Si l’on comprend bien, être de gauche, c’est donc être pro-Hadopi ! Alors oui, Sarkozy est de gauche.
L’article s’emploie donc à détailler les sujets de discussion dignes d’un homme de gauche. « Il pourrait parler des heures de Charlie Chaplin ou des films de Capra ». Mais pas avec n’importe qui, « avec Marin Karmitz ». « De musique », avec une seule personne : Patrick Zelnik, qui produit Carla. Ou encore « de l’état de la presse », avec qui cette fois ? Denis Olivennes (le Nouvel Obs va se réjouir de cette distinction…).

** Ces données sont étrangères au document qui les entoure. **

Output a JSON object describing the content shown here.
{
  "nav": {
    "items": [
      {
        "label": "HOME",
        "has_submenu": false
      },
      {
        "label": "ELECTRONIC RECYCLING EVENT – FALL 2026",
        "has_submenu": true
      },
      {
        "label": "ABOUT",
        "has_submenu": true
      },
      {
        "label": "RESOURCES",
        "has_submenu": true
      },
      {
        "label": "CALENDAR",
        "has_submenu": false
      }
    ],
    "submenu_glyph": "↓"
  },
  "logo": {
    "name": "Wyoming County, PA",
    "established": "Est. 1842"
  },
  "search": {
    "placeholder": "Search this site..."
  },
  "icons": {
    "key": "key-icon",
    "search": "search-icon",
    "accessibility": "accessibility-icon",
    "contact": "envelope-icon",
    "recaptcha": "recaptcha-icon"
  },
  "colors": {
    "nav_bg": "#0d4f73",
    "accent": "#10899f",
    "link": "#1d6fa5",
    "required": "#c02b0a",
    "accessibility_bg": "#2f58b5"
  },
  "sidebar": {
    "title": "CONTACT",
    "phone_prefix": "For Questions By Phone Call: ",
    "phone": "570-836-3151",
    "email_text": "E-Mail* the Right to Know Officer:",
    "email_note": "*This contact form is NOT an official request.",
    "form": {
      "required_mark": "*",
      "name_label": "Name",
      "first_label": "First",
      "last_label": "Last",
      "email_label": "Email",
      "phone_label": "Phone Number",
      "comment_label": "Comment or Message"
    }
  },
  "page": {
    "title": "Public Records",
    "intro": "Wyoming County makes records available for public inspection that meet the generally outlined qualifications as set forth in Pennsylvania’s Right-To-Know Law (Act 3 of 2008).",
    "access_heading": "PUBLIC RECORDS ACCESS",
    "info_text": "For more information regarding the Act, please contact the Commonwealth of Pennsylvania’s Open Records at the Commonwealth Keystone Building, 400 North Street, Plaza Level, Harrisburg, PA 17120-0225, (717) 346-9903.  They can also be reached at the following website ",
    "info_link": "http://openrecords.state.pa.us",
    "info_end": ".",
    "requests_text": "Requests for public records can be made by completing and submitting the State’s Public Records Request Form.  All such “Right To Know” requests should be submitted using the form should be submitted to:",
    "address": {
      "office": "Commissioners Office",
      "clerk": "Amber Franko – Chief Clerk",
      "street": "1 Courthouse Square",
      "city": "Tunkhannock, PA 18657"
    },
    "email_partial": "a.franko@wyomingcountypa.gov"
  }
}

La vie quotidienne d’un homme de gauche tendance Le Point est palpitante. Un dîner avec Houellebecq, un week-end à New York avec visite du musée Guggenheim (à croire que la culture est l’apanage de la gauche ! C’est les hommes de droite qui vont être contents…), un concert de clarinette de Woody Allen, « icône vivante de la gauche bobo ». A quand le café de Flore ? demande Le Point. On retient son souffle…
L’auteur, méticuleux, tatillon même, se prend à lister toutes les actions sarkozyennes qui font de Mister President un dangereux gauchiste. La suppression de la publicité à la télévision, ou son engagement en faveur des droits de l’homme. Avec une réserve vite balayée grâce à une jolie technique de rhétorique de base : dire le mauvais, très vite, au début, pour tartiner le bon à la fin, et ainsi persuader le lecteur que le bon l’emporte sur le mauvais. Ainsi Sarkozy « invente un secrétariat d’Etat dédié aux Droits de l’homme. Ce qui ne l’empêche pas de recevoir Kadhafi en grande pompe. » Puis « dénonce la fraude électorale en Iran et réclame des sanctions contre la Birmanie. »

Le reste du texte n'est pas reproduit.